Its a Jungle Out There 1997-98 McQueen
The exhibit is divided into the separate themes that McQueen explored in his work and incorporates settings and films of McQueen’s elaborate theater-like fashion shows to set the mood.  For example, one room explores themes of Romantic Naturalism and Primitivism in McQueen’s work.  There are dresses made of animal parts like buzzard skulls and antlers, and pieces from a fashion show meant to depict a shipwreck and the subsequent encounter between the ship inhabitants and a primitive tribe on shore.  The centerpiece is a dress that looks like stacked oyster shells, and the entire ceiling of that room is covered with an eerie film of a woman slowly drowning.  
Still of a film from Irere Spring/Summer 2003, Alexander McQueen

Its Only A Game 2005 McQueen
Its Only A Game 2005 McQueen
Another room presents the outfits related to the show “Only A Game,” a fashion show staged as a chess game played between the East (Japan) and the West (America), using extremely odd adaptations of traditional dress to explore themes of racism and nationalism.  An quote from Alexander McQueen on the wall reads, "Fashion can be really racist, looking at the clothes of other cultures as costumes. . . . That’s mundane and it’s old hat.

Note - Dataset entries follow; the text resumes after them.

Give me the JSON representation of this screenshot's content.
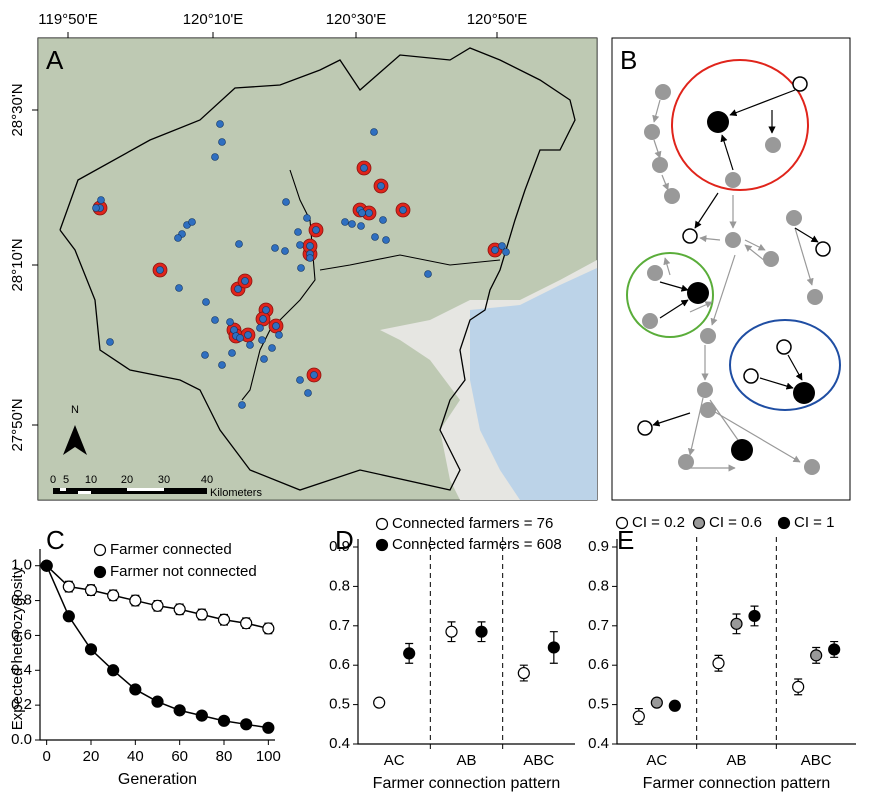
{
  "panel_labels": [
    "A",
    "B",
    "C",
    "D",
    "E"
  ],
  "map": {
    "lon_labels": [
      "119°50'E",
      "120°10'E",
      "120°30'E",
      "120°50'E"
    ],
    "lat_labels": [
      "28°30'N",
      "28°10'N",
      "27°50'N"
    ],
    "north": "N",
    "scale_ticks": [
      0,
      5,
      10,
      20,
      30,
      40
    ],
    "scale_unit": "Kilometers"
  },
  "chart_data": [
    {
      "type": "line",
      "xlabel": "Generation",
      "ylabel": "Expected heterozygosity",
      "x": [
        0,
        10,
        20,
        30,
        40,
        50,
        60,
        70,
        80,
        90,
        100
      ],
      "xlim": [
        -3,
        103
      ],
      "xticks": [
        0,
        20,
        40,
        60,
        80,
        100
      ],
      "ylim": [
        0,
        1.05
      ],
      "yticks": [
        {
          "value": 0,
          "label": "0.0"
        },
        0.2,
        0.4,
        0.6,
        0.8,
        {
          "value": 1,
          "label": "1.0"
        }
      ],
      "series": [
        {
          "name": "Farmer connected",
          "color": "#000000",
          "fill": "#ffffff",
          "values": [
            1.0,
            0.88,
            0.86,
            0.83,
            0.8,
            0.77,
            0.75,
            0.72,
            0.69,
            0.67,
            0.64
          ],
          "errors": [
            0.02,
            0.03,
            0.03,
            0.03,
            0.03,
            0.03,
            0.03,
            0.03,
            0.03,
            0.03,
            0.03
          ]
        },
        {
          "name": "Farmer not connected",
          "color": "#000000",
          "fill": "#000000",
          "values": [
            1.0,
            0.71,
            0.52,
            0.4,
            0.29,
            0.22,
            0.17,
            0.14,
            0.11,
            0.09,
            0.07
          ],
          "errors": [
            0.02,
            0.02,
            0.02,
            0.02,
            0.02,
            0.02,
            0.02,
            0.02,
            0.02,
            0.02,
            0.02
          ]
        }
      ]
    },
    {
      "type": "dot",
      "xlabel": "Farmer connection pattern",
      "categories": [
        "AC",
        "AB",
        "ABC"
      ],
      "ylim": [
        0.4,
        0.9
      ],
      "yticks": [
        0.4,
        0.5,
        0.6,
        0.7,
        0.8,
        0.9
      ],
      "series": [
        {
          "name": "Connected farmers = 76",
          "color": "#000000",
          "fill": "#ffffff",
          "values": [
            0.505,
            0.685,
            0.58
          ],
          "errors": [
            0.01,
            0.025,
            0.02
          ]
        },
        {
          "name": "Connected farmers = 608",
          "color": "#000000",
          "fill": "#000000",
          "values": [
            0.63,
            0.685,
            0.645
          ],
          "errors": [
            0.025,
            0.025,
            0.04
          ]
        }
      ]
    },
    {
      "type": "dot",
      "xlabel": "Farmer connection pattern",
      "categories": [
        "AC",
        "AB",
        "ABC"
      ],
      "ylim": [
        0.4,
        0.9
      ],
      "yticks": [
        0.4,
        0.5,
        0.6,
        0.7,
        0.8,
        0.9
      ],
      "series": [
        {
          "name": "CI = 0.2",
          "color": "#000000",
          "fill": "#ffffff",
          "values": [
            0.47,
            0.605,
            0.545
          ],
          "errors": [
            0.02,
            0.02,
            0.02
          ]
        },
        {
          "name": "CI = 0.6",
          "color": "#000000",
          "fill": "#999999",
          "values": [
            0.505,
            0.705,
            0.625
          ],
          "errors": [
            0.01,
            0.025,
            0.02
          ]
        },
        {
          "name": "CI = 1",
          "color": "#000000",
          "fill": "#000000",
          "values": [
            0.497,
            0.725,
            0.64
          ],
          "errors": [
            0.01,
            0.025,
            0.02
          ]
        }
      ]
    }
  ]
}
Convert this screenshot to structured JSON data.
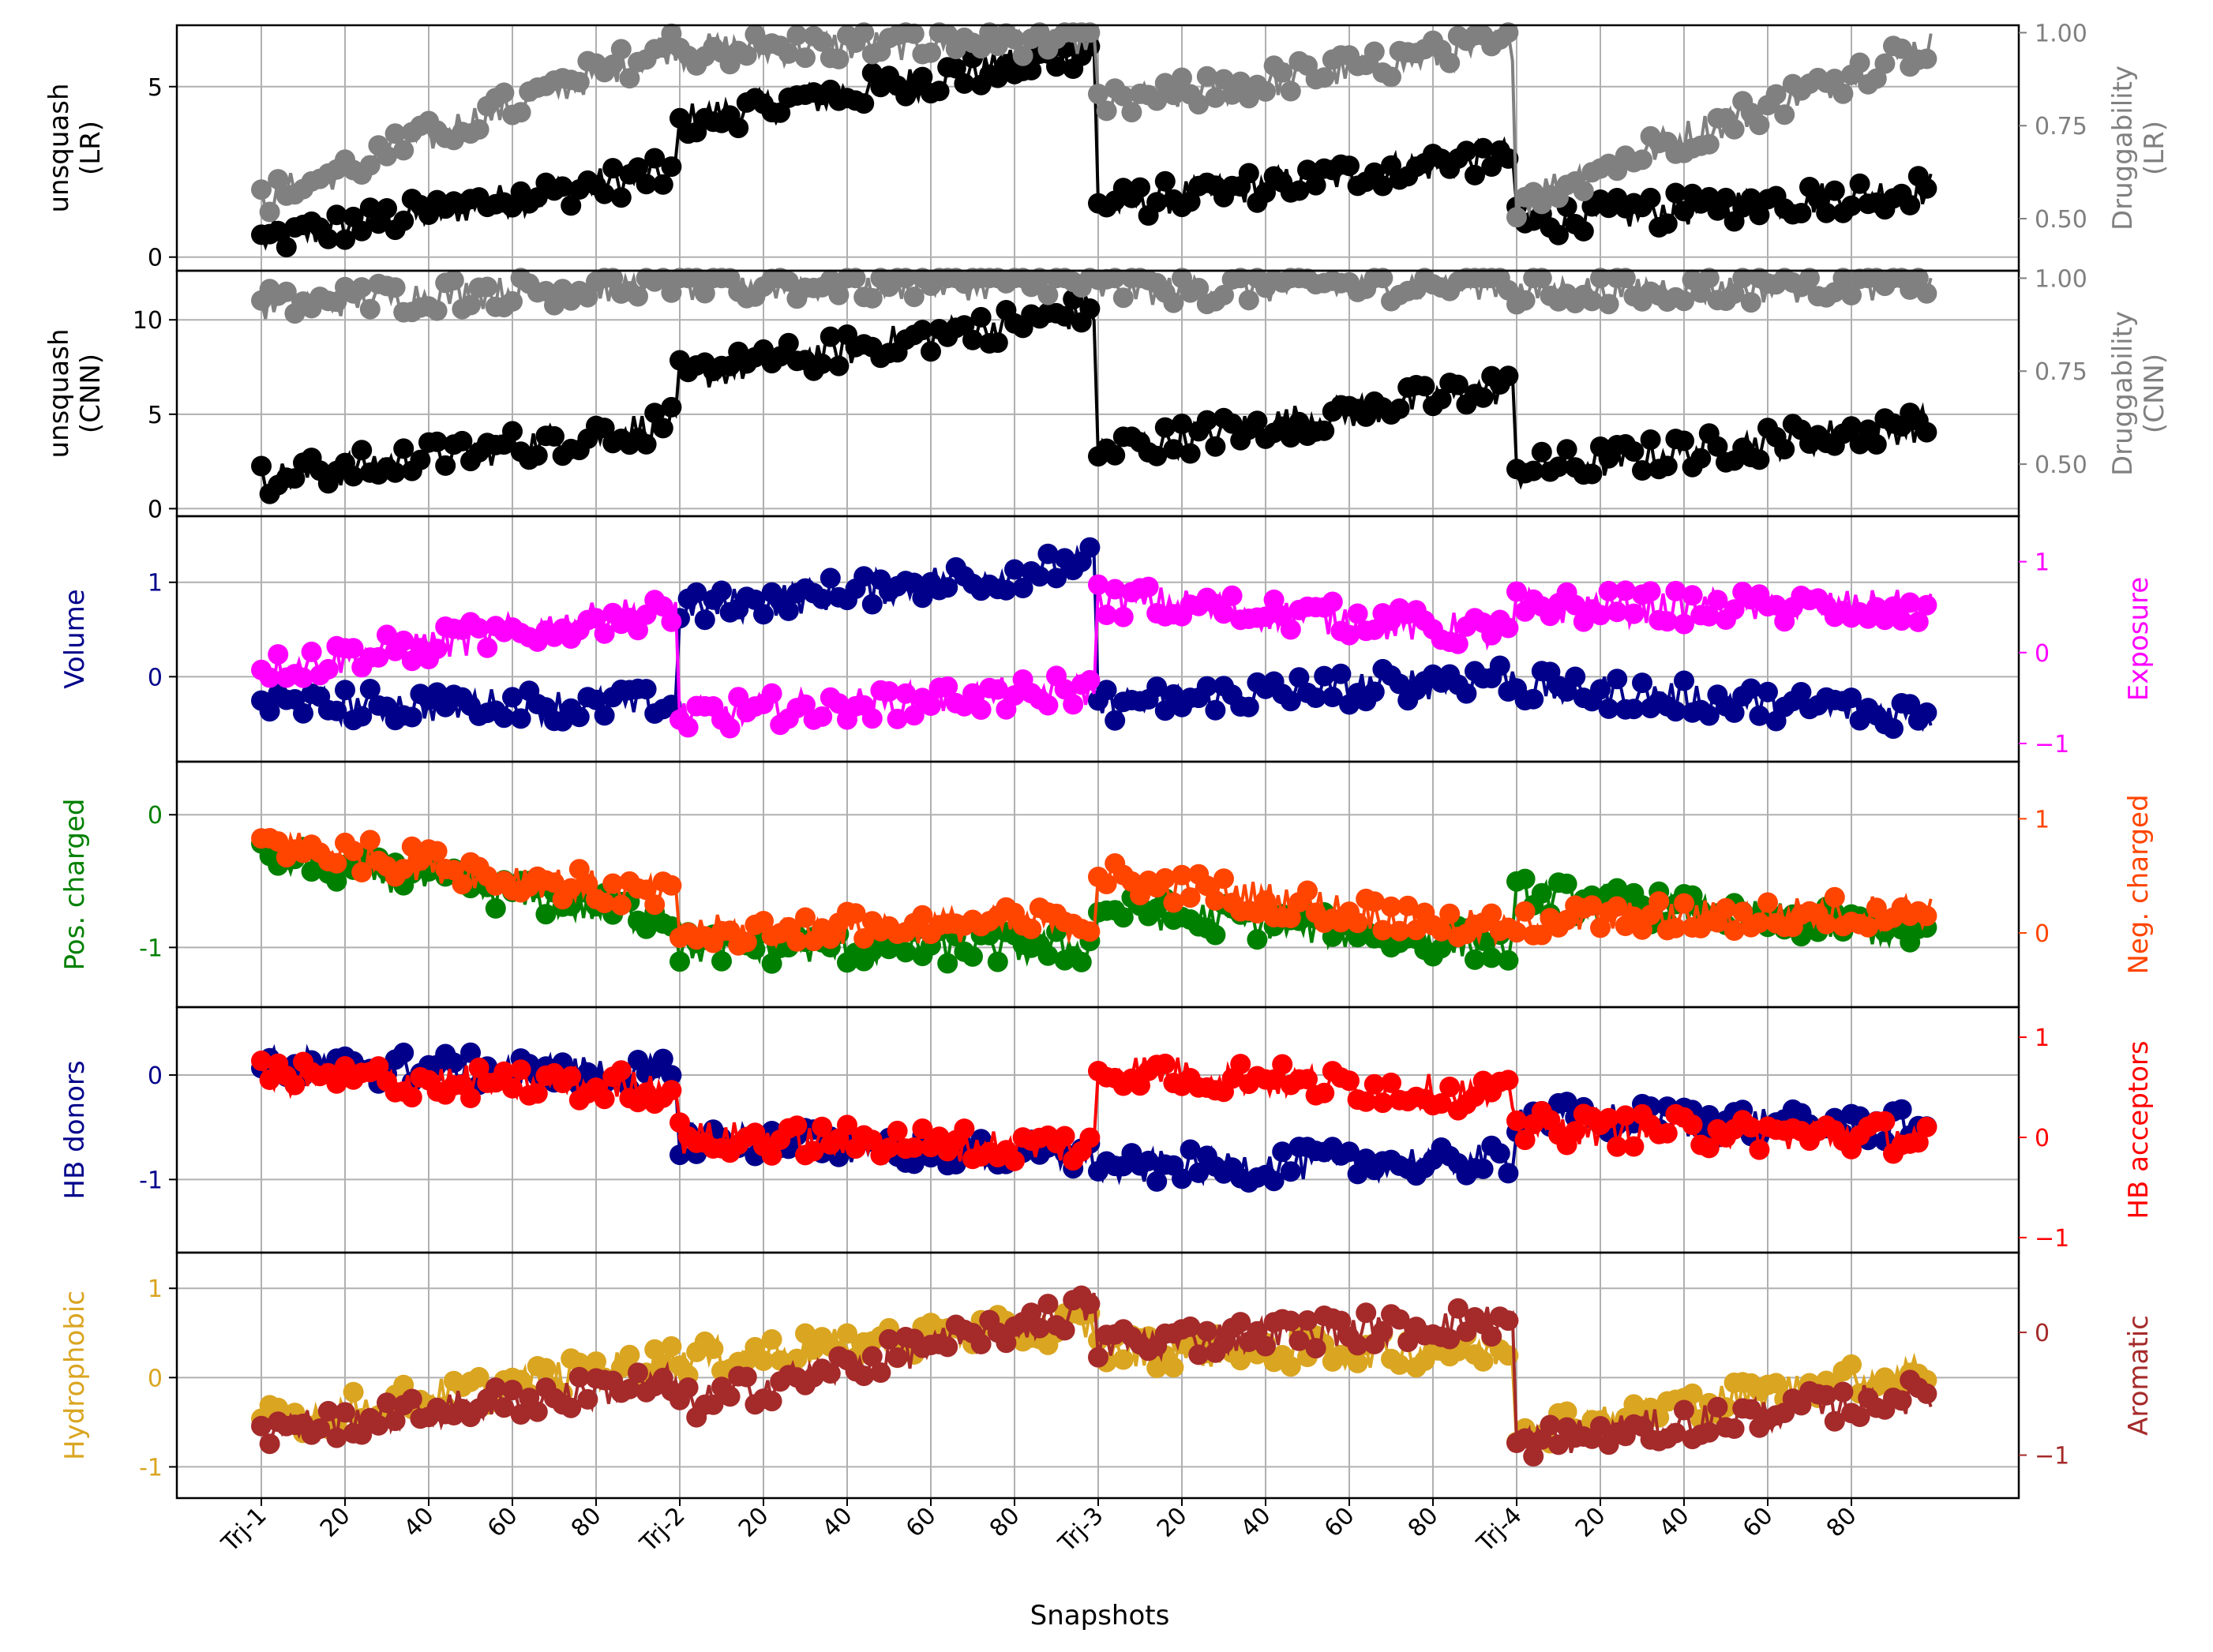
{
  "chart_data": {
    "type": "line",
    "xlabel": "Snapshots",
    "x_tick_labels": [
      "Trj-1",
      "20",
      "40",
      "60",
      "80",
      "Trj-2",
      "20",
      "40",
      "60",
      "80",
      "Trj-3",
      "20",
      "40",
      "60",
      "80",
      "Trj-4",
      "20",
      "40",
      "60",
      "80"
    ],
    "trajectory_starts": [
      0,
      100,
      200,
      300
    ],
    "snapshots_per_trajectory": 100,
    "panels": [
      {
        "id": "lr",
        "left": {
          "label": "unsquash\n(LR)",
          "color": "#000000",
          "ylim": [
            -0.4,
            6.8
          ],
          "ticks": [
            0,
            5
          ],
          "segments": [
            [
              0.5,
              2.5
            ],
            [
              4.0,
              6.0
            ],
            [
              1.5,
              3.0
            ],
            [
              1.0,
              2.0
            ]
          ]
        },
        "right": {
          "label": "Druggability\n(LR)",
          "color": "#808080",
          "ylim": [
            0.36,
            1.02
          ],
          "ticks": [
            0.5,
            0.75,
            1.0
          ],
          "segments": [
            [
              0.55,
              0.97
            ],
            [
              0.95,
              0.99
            ],
            [
              0.8,
              0.97
            ],
            [
              0.55,
              0.97
            ]
          ]
        }
      },
      {
        "id": "cnn",
        "left": {
          "label": "unsquash\n(CNN)",
          "color": "#000000",
          "ylim": [
            -0.4,
            12.6
          ],
          "ticks": [
            0,
            5,
            10
          ],
          "segments": [
            [
              1.5,
              4.5
            ],
            [
              7.0,
              10.5
            ],
            [
              3.0,
              6.5
            ],
            [
              2.0,
              4.5
            ]
          ]
        },
        "right": {
          "label": "Druggability\n(CNN)",
          "color": "#808080",
          "ylim": [
            0.36,
            1.02
          ],
          "ticks": [
            0.5,
            0.75,
            1.0
          ],
          "segments": [
            [
              0.93,
              0.99
            ],
            [
              0.98,
              0.99
            ],
            [
              0.97,
              0.99
            ],
            [
              0.96,
              0.99
            ]
          ]
        }
      },
      {
        "id": "volume",
        "left": {
          "label": "Volume",
          "color": "#00008B",
          "ylim": [
            -0.9,
            1.7
          ],
          "ticks": [
            0,
            1
          ],
          "segments": [
            [
              -0.3,
              -0.3
            ],
            [
              0.7,
              1.2
            ],
            [
              -0.3,
              0.0
            ],
            [
              -0.1,
              -0.4
            ]
          ]
        },
        "right": {
          "label": "Exposure",
          "color": "#FF00FF",
          "ylim": [
            -1.2,
            1.5
          ],
          "ticks": [
            -1,
            0,
            1
          ],
          "segments": [
            [
              -0.2,
              0.5
            ],
            [
              -0.7,
              -0.4
            ],
            [
              0.6,
              0.2
            ],
            [
              0.5,
              0.5
            ]
          ]
        }
      },
      {
        "id": "charged",
        "left": {
          "label": "Pos. charged",
          "color": "#008000",
          "ylim": [
            -1.45,
            0.4
          ],
          "ticks": [
            -1,
            0
          ],
          "segments": [
            [
              -0.3,
              -0.8
            ],
            [
              -1.0,
              -1.0
            ],
            [
              -0.7,
              -1.0
            ],
            [
              -0.6,
              -0.9
            ]
          ]
        },
        "right": {
          "label": "Neg. charged",
          "color": "#FF4500",
          "ylim": [
            -0.65,
            1.5
          ],
          "ticks": [
            0,
            1
          ],
          "segments": [
            [
              0.8,
              0.3
            ],
            [
              0.0,
              0.1
            ],
            [
              0.5,
              0.0
            ],
            [
              0.1,
              0.2
            ]
          ]
        }
      },
      {
        "id": "hb",
        "left": {
          "label": "HB donors",
          "color": "#00008B",
          "ylim": [
            -1.7,
            0.65
          ],
          "ticks": [
            -1,
            0
          ],
          "segments": [
            [
              0.1,
              0.0
            ],
            [
              -0.6,
              -0.8
            ],
            [
              -0.9,
              -0.8
            ],
            [
              -0.4,
              -0.5
            ]
          ]
        },
        "right": {
          "label": "HB acceptors",
          "color": "#FF0000",
          "ylim": [
            -1.15,
            1.3
          ],
          "ticks": [
            -1,
            0,
            1
          ],
          "segments": [
            [
              0.6,
              0.5
            ],
            [
              0.0,
              -0.1
            ],
            [
              0.7,
              0.4
            ],
            [
              0.1,
              0.0
            ]
          ]
        }
      },
      {
        "id": "hydro",
        "left": {
          "label": "Hydrophobic",
          "color": "#DAA520",
          "ylim": [
            -1.35,
            1.4
          ],
          "ticks": [
            -1,
            0,
            1
          ],
          "segments": [
            [
              -0.5,
              0.2
            ],
            [
              0.2,
              0.6
            ],
            [
              0.3,
              0.3
            ],
            [
              -0.6,
              0.1
            ]
          ]
        },
        "right": {
          "label": "Aromatic",
          "color": "#A52A2A",
          "ylim": [
            -1.35,
            0.65
          ],
          "ticks": [
            -1,
            0
          ],
          "segments": [
            [
              -0.8,
              -0.4
            ],
            [
              -0.6,
              0.2
            ],
            [
              -0.1,
              0.1
            ],
            [
              -0.9,
              -0.5
            ]
          ]
        }
      }
    ]
  }
}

Let’s break down some barriers.”  McQueen’s most political show was “Highland Rape,” referencing the Jacobite Risings in eighteenth century Scotland.  In a film of that show, semi-naked, blood-spattered models look lost and wounded in their disintegrating clothes, evoking the bloody slaughter of war.  Paul particularly liked the show that ended with a box falling open to reveal a naked overweight woman covered in live moths and connected via a breathing tube to a monkey.  He found it a fascinating exploration of untraditional forms of beauty.

from Highland Rape 1995-96 Alexander McQueen
In short, Alexander McQueen may have been a fashion designer by trade, but the "clothes" in this exhibit transcended fashion, exploring themes and emotions that no mere dress has ever suggested to me before.  These clothes could be political, violent, twisted, tragic, macabre and primitive, in addition to being beautiful.  By the end of the exhibit I felt worn out, like I'd been on an emotional journey with a troubled yet passionate soul.  Its not often that you get to see an artist's life work collected in a single show, and the four of us agreed that it was an amazing experience, well worth fighting the crowds for.